By Joanne Seay © 1988

Issue: October, 1988 -

Unlike most young people now a days, at 25, I appreciate each and every material thing my generation grew up with. Things that were just "there" for us were only in the dreams of the earlier generations. Thanks to some very special old timers, I now realize how fortunate we are, materially.

Monroe "Jess" McMillan and his sister Arvala McMillan Strickland are the two wonderful people who have given me insight of the long hard road way of life. He being 93 in January, 1988 and she 95, they have really traveled a long, hard road. Born in the 1890's to Alex and Louisa McMillan in the mountains of Cana, Virginia, the two oldest of twelve children, they were raised in a poor mountain family who had very little. Their father dabbed in a little of everything - farming and justice of the peace being a couple of his jobs - just to make a living for his large family. He was known far and wide for his intelligence, while he had only about four years of education. Judging from "Papa Mac" and Arvala, their mother must have been a good, hard working woman herself.

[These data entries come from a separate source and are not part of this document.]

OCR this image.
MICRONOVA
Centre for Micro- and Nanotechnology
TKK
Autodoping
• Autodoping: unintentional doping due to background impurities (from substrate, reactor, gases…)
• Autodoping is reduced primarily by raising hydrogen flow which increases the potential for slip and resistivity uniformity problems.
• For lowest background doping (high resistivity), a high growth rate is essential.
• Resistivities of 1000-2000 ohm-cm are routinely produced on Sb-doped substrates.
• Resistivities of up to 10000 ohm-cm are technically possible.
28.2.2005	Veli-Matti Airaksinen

Their own generation had their share of hard times, too. Arvala worked along with her husband in their mountain fields and also raised ten children. After serving in World War I and working in the coal mines of West Virginia in order to support his hungry family of five during the Depression, Papa Mac turned to farming in Central Virginia, not having to fight the mountains like his sister and the family of his youth. They both have been good, honest, hard working people and have continued to do so in their 90's. Papa Mac raises acres of garden during the summer months and does woodwork and cracks walnuts in winter months. He resides in New Canton, Virginia. Arvala makes quilts, pillows, and doll dresses for her daughters' handmade china dolls known in the Mount Airy region where she now resides. Papa Mac and Arvala are two remarkable people who have lived through more changes than many history books acknowledge.

Although they had many values instilled in them that are all but lost today, let us be thankful that we still have these two and other people like them to give us an idea of the good qualities of a worthy life and some idea of what it was like to live in the good 'ole days.